Окончилась великая жизнь. Завершен пример святого служения своему призванию. Этот пример будет учить новые поколения артистов. Так велико было значение Станиславского, так ощутима была сила этой личности, что меньше всего его смерть вызывает представление о конце. Он будет жить, как живет драма, театр, искусство. Сама жизнь написала чудесную пьесу о жизни великого артиста, хронику, кончающуюся тем, что великий артист, умирая, слышит, как вся страна произносит его имя.

1938

 

В НАЧАЛЕ ПУТИ

Это было в эпоху и моей молодости, и молодости моей Советской родины, и молодости нашей журналистики…
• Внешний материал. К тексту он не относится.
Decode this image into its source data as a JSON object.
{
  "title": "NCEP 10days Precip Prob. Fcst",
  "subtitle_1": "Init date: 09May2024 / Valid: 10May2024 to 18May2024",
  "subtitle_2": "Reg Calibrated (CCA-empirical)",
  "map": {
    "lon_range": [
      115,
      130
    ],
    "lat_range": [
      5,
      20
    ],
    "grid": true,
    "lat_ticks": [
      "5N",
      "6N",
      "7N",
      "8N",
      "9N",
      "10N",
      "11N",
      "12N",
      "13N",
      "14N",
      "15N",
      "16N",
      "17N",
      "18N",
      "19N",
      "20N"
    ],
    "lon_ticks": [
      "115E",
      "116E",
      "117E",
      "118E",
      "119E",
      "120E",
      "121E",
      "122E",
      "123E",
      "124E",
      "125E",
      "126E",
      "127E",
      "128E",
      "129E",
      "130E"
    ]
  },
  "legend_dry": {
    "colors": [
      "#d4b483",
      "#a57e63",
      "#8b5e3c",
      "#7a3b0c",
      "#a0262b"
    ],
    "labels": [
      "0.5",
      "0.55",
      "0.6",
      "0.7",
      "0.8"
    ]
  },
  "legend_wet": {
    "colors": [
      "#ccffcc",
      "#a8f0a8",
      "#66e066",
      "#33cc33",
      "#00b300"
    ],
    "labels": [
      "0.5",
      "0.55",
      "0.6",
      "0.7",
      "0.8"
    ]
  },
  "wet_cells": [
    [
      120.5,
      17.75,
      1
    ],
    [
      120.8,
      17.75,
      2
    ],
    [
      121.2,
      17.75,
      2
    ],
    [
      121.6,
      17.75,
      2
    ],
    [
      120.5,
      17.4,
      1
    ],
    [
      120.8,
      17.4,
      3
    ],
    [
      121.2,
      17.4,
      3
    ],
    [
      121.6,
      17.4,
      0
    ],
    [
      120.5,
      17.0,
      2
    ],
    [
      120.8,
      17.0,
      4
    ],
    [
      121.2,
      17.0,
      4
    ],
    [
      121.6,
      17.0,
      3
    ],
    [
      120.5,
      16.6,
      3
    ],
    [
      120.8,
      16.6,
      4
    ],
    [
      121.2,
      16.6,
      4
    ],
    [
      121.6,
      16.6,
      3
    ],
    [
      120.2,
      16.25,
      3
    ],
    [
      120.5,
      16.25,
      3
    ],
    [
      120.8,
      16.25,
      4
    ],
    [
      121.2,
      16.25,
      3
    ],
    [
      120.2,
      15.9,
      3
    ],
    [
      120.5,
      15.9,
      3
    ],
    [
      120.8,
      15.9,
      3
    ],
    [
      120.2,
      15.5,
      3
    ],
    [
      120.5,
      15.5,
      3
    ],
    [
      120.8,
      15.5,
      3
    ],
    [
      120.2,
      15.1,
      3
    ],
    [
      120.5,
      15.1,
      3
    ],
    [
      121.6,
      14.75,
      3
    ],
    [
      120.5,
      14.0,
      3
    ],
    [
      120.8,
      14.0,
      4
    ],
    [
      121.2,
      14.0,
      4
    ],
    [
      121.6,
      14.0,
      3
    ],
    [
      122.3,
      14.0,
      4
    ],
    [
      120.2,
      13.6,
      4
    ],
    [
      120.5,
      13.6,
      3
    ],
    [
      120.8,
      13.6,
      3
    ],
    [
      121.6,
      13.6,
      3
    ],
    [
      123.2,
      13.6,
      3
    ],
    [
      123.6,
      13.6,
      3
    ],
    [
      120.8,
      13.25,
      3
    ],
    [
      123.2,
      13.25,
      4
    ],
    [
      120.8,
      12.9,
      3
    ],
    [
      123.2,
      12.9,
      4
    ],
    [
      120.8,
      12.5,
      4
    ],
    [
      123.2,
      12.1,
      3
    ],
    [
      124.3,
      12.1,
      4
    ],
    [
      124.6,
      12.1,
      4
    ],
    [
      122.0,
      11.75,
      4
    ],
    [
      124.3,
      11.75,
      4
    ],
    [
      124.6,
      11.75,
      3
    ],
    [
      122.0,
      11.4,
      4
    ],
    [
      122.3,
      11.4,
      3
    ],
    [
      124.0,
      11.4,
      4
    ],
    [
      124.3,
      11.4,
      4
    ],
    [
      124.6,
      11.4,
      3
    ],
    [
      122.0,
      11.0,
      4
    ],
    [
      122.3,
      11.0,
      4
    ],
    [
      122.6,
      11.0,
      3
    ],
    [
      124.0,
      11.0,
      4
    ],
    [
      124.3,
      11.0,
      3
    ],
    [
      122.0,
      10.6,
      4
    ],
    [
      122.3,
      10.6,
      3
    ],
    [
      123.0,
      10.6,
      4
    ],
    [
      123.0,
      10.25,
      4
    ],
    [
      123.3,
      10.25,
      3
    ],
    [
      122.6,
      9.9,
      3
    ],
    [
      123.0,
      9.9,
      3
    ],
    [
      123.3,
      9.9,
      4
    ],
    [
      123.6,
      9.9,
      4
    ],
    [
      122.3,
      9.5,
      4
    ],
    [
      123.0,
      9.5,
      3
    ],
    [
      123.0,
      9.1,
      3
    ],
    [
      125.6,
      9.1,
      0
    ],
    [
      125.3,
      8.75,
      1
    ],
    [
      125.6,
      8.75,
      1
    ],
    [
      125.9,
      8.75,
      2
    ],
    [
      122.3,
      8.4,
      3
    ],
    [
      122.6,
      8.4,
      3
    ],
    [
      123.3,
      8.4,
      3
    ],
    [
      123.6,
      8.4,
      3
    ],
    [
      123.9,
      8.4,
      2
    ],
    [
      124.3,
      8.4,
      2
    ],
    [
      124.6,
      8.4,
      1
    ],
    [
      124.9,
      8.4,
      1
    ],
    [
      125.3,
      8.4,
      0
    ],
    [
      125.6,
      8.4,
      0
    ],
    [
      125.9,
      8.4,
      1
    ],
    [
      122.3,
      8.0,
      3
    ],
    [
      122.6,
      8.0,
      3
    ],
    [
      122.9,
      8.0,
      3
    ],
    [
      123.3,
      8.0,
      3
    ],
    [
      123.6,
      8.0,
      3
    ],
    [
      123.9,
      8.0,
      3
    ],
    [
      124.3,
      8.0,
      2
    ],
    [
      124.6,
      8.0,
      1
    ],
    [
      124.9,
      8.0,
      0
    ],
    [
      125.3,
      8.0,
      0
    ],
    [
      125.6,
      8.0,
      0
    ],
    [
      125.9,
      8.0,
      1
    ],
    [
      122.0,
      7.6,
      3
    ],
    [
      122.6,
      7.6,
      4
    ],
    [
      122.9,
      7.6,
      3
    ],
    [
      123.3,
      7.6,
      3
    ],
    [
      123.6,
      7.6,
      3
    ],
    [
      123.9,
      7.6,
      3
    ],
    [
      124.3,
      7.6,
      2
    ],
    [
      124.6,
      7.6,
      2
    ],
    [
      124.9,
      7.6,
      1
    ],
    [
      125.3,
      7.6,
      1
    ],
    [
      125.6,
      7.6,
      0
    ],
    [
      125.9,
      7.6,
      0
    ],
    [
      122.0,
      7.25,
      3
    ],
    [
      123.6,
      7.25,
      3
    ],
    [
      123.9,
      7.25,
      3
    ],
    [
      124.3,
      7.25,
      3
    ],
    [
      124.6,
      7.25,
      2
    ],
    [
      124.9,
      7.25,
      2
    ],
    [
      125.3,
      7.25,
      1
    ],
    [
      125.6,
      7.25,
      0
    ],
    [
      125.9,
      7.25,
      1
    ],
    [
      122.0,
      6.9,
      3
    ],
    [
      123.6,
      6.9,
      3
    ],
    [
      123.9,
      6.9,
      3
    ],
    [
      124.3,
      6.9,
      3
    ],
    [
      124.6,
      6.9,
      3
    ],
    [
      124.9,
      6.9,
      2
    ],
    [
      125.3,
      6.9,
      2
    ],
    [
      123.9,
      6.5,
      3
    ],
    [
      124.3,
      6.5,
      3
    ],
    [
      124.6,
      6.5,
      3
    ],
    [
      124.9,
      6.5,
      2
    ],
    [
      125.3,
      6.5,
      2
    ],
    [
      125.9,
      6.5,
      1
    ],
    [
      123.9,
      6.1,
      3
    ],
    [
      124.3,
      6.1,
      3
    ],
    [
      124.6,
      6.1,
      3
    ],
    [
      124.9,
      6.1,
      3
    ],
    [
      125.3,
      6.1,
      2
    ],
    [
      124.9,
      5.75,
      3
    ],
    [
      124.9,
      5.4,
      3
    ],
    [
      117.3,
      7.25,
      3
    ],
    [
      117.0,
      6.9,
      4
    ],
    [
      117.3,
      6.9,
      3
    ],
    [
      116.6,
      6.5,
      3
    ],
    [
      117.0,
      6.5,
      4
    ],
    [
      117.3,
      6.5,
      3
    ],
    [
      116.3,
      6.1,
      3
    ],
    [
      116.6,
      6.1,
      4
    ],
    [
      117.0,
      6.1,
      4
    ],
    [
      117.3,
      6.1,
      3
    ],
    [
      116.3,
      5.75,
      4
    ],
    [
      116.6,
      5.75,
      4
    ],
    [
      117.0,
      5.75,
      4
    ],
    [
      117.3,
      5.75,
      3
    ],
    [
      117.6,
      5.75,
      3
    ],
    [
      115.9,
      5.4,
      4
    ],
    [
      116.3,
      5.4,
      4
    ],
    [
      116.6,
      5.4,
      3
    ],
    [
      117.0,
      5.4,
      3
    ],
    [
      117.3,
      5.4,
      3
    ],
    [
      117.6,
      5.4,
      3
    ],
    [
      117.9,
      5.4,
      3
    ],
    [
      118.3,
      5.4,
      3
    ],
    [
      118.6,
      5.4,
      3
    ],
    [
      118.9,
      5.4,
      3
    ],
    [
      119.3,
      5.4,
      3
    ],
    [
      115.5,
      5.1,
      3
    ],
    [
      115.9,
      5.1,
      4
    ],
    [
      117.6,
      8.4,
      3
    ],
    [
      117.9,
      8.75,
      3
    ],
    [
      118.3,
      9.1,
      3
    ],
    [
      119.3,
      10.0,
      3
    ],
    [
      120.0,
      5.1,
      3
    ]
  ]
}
Когда я думаю сейчас, как это получилось, что вот пришел когда-то в «Гудок» никому не известный молодой человек, а вскоре его псевдоним «Зубило» стал известен чуть ли не каждому железнодорожнику, я нахожу только один ответ. Да, он, по-видимому, умел писать стихотворные фельетоны с забавными рифмами, припевками, шутками. Но дело было не только в этом.

Дело было прежде всего в том, что его фельетоны отражали жизнь, быт, труд железнодорожников. И огромную роль тут играли рабкоры. Это они доставляли ему материалы о бюрократах, расхитителях, разгильдяях и прочих «деятелях», мешавших восстановлению транспорта, его укреплению, росту, развитию. Вместе с рабкорами создавались эти фельетоны. Жалобе рабкора, его правильной мысли, наблюдению, пожеланию придавалась стихотворная форма – и на газетной полосе появлялись злободневные вещи, находившие живой отклик у читателя.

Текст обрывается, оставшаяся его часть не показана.